There are 3 compute nodes where Nutch job runs. Now the problem is that after using 5000 domains as starting seed, nutch is only fetching few domains and there are alot of new domains as well where only a single document is fetched. I want nutch should fairley fetch all domains. Also I have give a score of 5 to inlinks but my tweeking shows that there is no impact of this property at all.
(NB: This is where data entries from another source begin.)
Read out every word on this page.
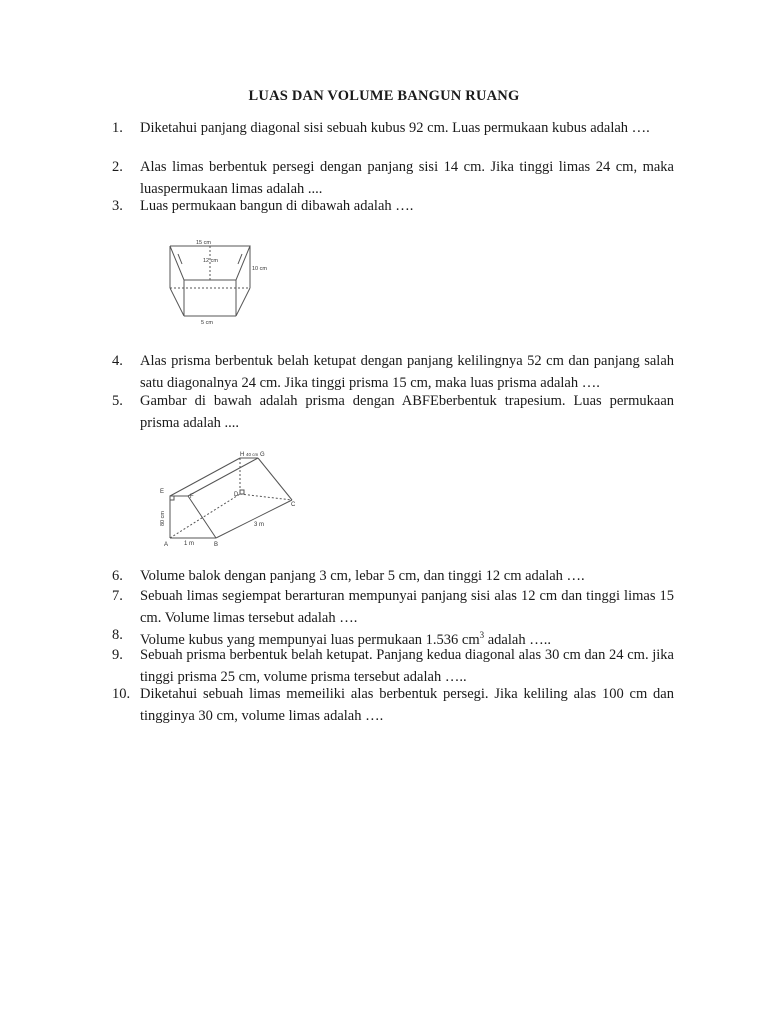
LUAS DAN VOLUME BANGUN RUANG
1. Diketahui panjang diagonal sisi sebuah kubus 92 cm. Luas permukaan kubus adalah ….
2. Alas limas berbentuk persegi dengan panjang sisi 14 cm. Jika tinggi limas 24 cm, maka luaspermukaan limas adalah ....
3. Luas permukaan bangun di dibawah adalah ….
15 cm
12 cm
10 cm
5 cm
4. Alas prisma berbentuk belah ketupat dengan panjang kelilingnya 52 cm dan panjang salah satu diagonalnya 24 cm. Jika tinggi prisma 15 cm, maka luas prisma adalah ….
5. Gambar di bawah adalah prisma dengan ABFEberbentuk trapesium. Luas permukaan prisma adalah ....
H 40 cm G
E
F	D
C
A	B
1 m
3 m
80 cm
6. Volume balok dengan panjang 3 cm, lebar 5 cm, dan tinggi 12 cm adalah ….
7. Sebuah limas segiempat berarturan mempunyai panjang sisi alas 12 cm dan tinggi limas 15 cm. Volume limas tersebut adalah ….
8. Volume kubus yang mempunyai luas permukaan 1.536 $cm^3$ adalah …..
9. Sebuah prisma berbentuk belah ketupat. Panjang kedua diagonal alas 30 cm dan 24 cm. jika tinggi prisma 25 cm, volume prisma tersebut adalah …..
10. Diketahui sebuah limas memeiliki alas berbentuk persegi. Jika keliling alas 100 cm dan tingginya 30 cm, volume limas adalah ….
I have post process crawled data and found that there are total 14000 domains in database (hbase) and out of these, more than 50% domains are not crawled by Nutch ( their documents have fetch status code 0x01 ). Why it so. How to change nutch to consider new domains as well i.e., it should be fair to all domains somehow for fetching.

1

There are 1 best solutions below

0
On

How are you doing the crawling? bin/crawl has a feature to determine depth (link following). You can achieve good results by using bin/nutch with the arguments and depending your desired websites approximate total size, you should run them at least once per 3000 pages. Which means if you have 18000 pages (including link-retrieved pages) you would run it 1800/3= 6 times to get a full data.